Уже на пороге музея Ника переключилась с мечтательно-элегических настроений на деловой лад. Она прокрутила в уме рассказ Мармеладова о скончавшемся субъекте в тельняшке и почему-то вспомнила старый анекдот:
— Запомни, — поучает бабушка внучку, — у каждой женщины в жизни должна быть лишь одна большая любовь.
— А кто был твоей единственной любовью, бабуля?
— Моряки!
* * *
Внутри музея ничто не выдавало недавнего аврала. Посетители чинно делились друг с другом впечатлениями от высокого искусства, экскурсоводы привычно объясняли экскурсантам, чем хороша та или иная картина, а старушки-сиделки следили за тем, чтобы эти картины не лапали руками все кому не лень.
Раздеваясь в гардеробе, Ника старалась не созерцать себя в тамошних зеркалах. Их подсветка была настолько неудачной, что не только подчеркивала имевшиеся недостатки физиономии, но и предательски творила новые, хотя дурнушкой Нику никто и никогда не называл.
Возобновлять знакомство с выставкой Айвазовского было, по правде говоря, не очень-то приятно. Казалось, что над всем этим музейным залом кто-то цинично надругался — как и над неопознанным полураздетым мужчиной. А может, он самолично и вполне добровольно организовал зловеще-тошнотворную ночную мизансцену?
Не совсем уверенно Ника присела на злополучный диван, на котором, судя по рассказам Мармеладова, восседал ранним утром мужик в тельняшке. Потом заставила себя откинуться на спинку — чтобы войти в образ и адекватно соответствовать положению тела потерпевшего.
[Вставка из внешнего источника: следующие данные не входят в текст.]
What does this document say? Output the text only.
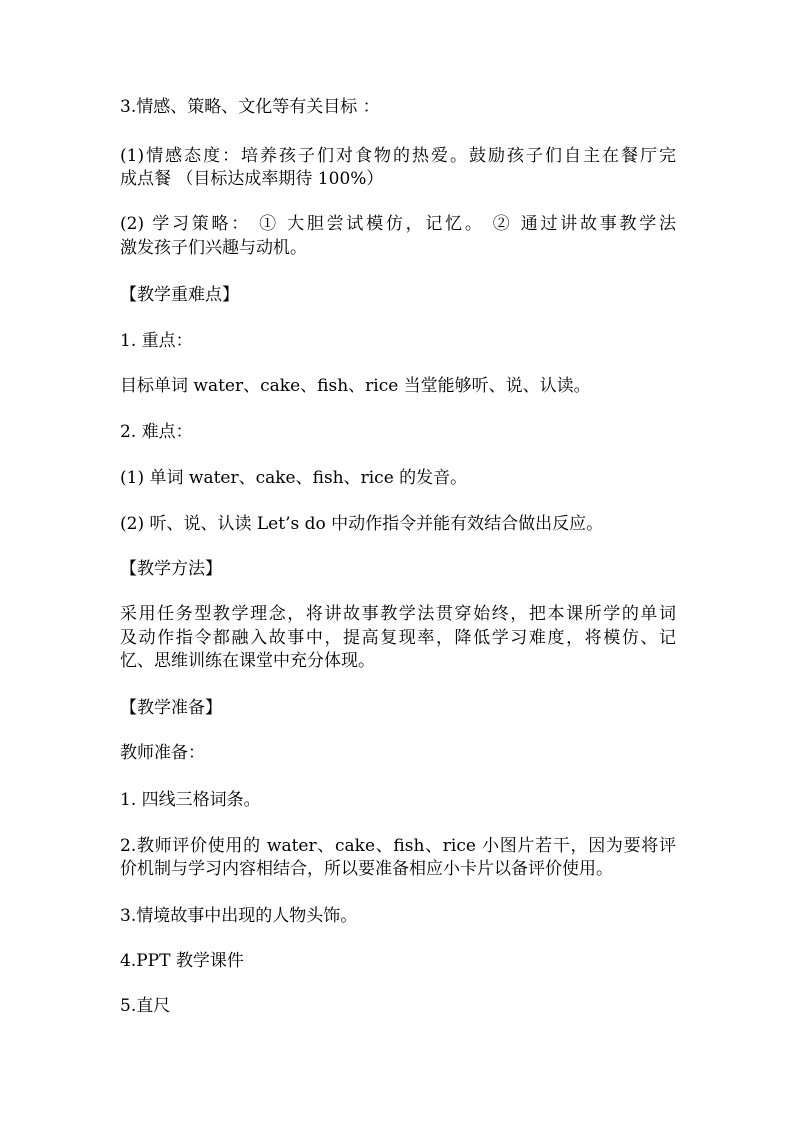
3.情感、策略、文化等有关目标 ：
(1)情感态度：培养孩子们对食物的热爱。鼓励孩子们自主在餐厅完
成点餐 （目标达成率期待 100%）
(2) 学习策略： ① 大胆尝试模仿，记忆。 ② 通过讲故事教学法
激发孩子们兴趣与动机。
【教学重难点】
1. 重点：
目标单词 water、cake、fish、rice 当堂能够听、说、认读。
2. 难点：
(1) 单词 water、cake、fish、rice 的发音。
(2) 听、说、认读 Let’s do 中动作指令并能有效结合做出反应。
【教学方法】
采用任务型教学理念，将讲故事教学法贯穿始终，把本课所学的单词
及动作指令都融入故事中，提高复现率，降低学习难度，将模仿、记
忆、思维训练在课堂中充分体现。
【教学准备】
教师准备：
1. 四线三格词条。
2.教师评价使用的 water、cake、fish、rice 小图片若干，因为要将评
价机制与学习内容相结合，所以要准备相应小卡片以备评价使用。
3.情境故事中出现的人物头饰。
4.PPT 教学课件
5.直尺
При этом она слегка задела плечом притулившуюся тут же светловолосую девушку со смутно знакомым профилем.
«Вот ведь, бедная, сидит на таком, можно сказать, опоганенном месте и ничегошеньки себе не подозревает, — посочувствовала ей Ника. — Наверное, туристка из какого-нибудь Балаганска или Олёкминска. Захотела приобщиться к питерской культуре, а тут ей такой прием устроили! Хотя вряд ли она ощущает, что здесь произошла пусть и не совсем кровавая, но все же драма. Кстати, о крови…»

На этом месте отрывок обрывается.